Algunos datos ayudan a entender la dimensión del problema. Se estima que alrededor del 80% de las personas desplazadas por fenómenos asociados al cambio climático son mujeres. Además, en muchas partes del mundo son ellas quienes asumen responsabilidades clave para la vida cotidiana, como la obtención de agua, la producción de alimentos o el cuidado de la familia. Estas tareas dependen directamente de los recursos naturales, por lo que se ven especialmente afectadas por sequías, inundaciones o fenómenos meteorológicos extremos.
Resulta especialmente significativo que, a pesar de contribuir menos a las causas del cambio climático, las mujeres suelen sufrir de forma más intensa sus efectos. Esta realidad pone de manifiesto la necesidad de incorporar la perspectiva de género en las políticas climáticas, tanto en las estrategias de mitigación como en las de adaptación. No se trata únicamente de una cuestión de justicia social, sino también de eficacia, ya que diferentes investigaciones muestran que la participación de las mujeres en la toma de decisiones ambientales contribuye a generar políticas más sostenibles y equitativas.
En este sentido, la investigación científica también está avanzando para comprender mejor esta relación. Proyectos en los que participa la Universidad de Vigo analizan la correlación entre cambio climático y desigualdad de género, desarrollando indicadores que permiten medir cómo los efectos del cambio climático pueden intensificar estas desigualdades.

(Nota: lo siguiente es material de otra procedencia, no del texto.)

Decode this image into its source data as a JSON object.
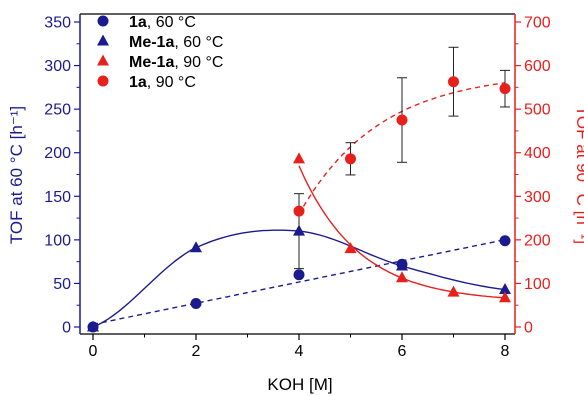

Por todo ello, afrontar la crisis climática implica también avanzar hacia una mayor igualdad de género. Empoderar a las mujeres, garantizar su participación y reducir las desigualdades existentes no solo mejora las condiciones de vida de muchas comunidades, sino que también fortalece la capacidad colectiva para hacer frente a uno de los mayores retos ambientales de nuestro tiempo.